The new law also requires the school board to “adopt and maintain procedures to govern the conduct of the hearing.” It may be a private hearing or public, depending on the wishes of the employee.

Rawls said the hearing officers will review statements, events and decisions made by the superintendent if an employee makes an appeal.

“If they do, the entire case will go through a hearing officer,” the superintendent said, “and he may or may not talk to witnesses; he may just read the transcripts.”

Once all the evidence has been presented, Rawls said, the hearing officer will make a determination that will never go to the board.

The ruling could go a number of ways. The ruling could be in favor of the employee, in favor of the school system or somewhere in between.

“If neither one of us accepts it, we go to the next level, and that’s court,” he said.

And even though the school board has been removed to some degree from this process, the board does have the say so regarding the list and the set of procedures put in place.

“In other words, the school board can put in some structure for how the hearing should go,” Reynolds said. “So the school board does have some input.”
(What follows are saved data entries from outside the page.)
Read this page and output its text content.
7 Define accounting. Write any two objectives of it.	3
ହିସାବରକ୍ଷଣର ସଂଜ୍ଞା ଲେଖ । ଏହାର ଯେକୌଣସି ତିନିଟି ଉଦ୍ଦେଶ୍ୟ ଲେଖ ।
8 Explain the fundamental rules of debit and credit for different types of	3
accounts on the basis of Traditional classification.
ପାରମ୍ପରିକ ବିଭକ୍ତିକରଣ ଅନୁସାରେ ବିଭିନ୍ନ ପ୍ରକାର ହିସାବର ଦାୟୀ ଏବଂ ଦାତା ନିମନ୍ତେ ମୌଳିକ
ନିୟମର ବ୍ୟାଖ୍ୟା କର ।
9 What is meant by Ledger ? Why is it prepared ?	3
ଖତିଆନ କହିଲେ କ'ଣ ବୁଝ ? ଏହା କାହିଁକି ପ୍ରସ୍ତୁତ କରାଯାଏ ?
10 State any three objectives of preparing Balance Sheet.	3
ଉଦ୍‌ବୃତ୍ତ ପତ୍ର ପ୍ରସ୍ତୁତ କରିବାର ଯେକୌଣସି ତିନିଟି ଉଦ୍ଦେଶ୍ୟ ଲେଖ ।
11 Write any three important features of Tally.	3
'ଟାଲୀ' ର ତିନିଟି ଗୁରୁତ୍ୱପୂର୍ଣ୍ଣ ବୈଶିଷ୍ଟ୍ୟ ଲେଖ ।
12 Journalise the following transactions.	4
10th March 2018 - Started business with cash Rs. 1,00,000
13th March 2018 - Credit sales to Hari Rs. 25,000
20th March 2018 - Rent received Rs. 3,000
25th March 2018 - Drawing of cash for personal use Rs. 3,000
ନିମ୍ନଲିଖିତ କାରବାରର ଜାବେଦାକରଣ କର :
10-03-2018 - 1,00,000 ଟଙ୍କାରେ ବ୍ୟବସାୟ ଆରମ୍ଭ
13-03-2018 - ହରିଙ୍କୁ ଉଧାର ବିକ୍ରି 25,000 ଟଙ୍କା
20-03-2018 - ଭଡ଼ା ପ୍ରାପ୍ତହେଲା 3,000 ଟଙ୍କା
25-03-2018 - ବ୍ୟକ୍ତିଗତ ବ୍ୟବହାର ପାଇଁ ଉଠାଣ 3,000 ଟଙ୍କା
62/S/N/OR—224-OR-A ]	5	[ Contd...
Rawls said there were some mixed feelings among board members, not just in Webster Parish, on having some of their authority stripped from them. However, Reynolds said Act 570 was something he was told the “locals actually wanted.”

“I think it was a combined effort to put some structure into it – school board and teacher alike – to have recourse on whatever happened,” Reynolds said. “To a certain extent, it does take some of the politics out, but this is one of those things that gives more authority back to the locals.”

Rawls said these members are picked at random. The hearing officers, none of whom are from Webster Parish, are as follows: Joe Bleich of Ruston, Kent Breard Jr. of Monroe, retired judge Gay Gaskins of Shreveport, Billy J. Guin of Shreveport and Glen W. Strong of Oak Grove.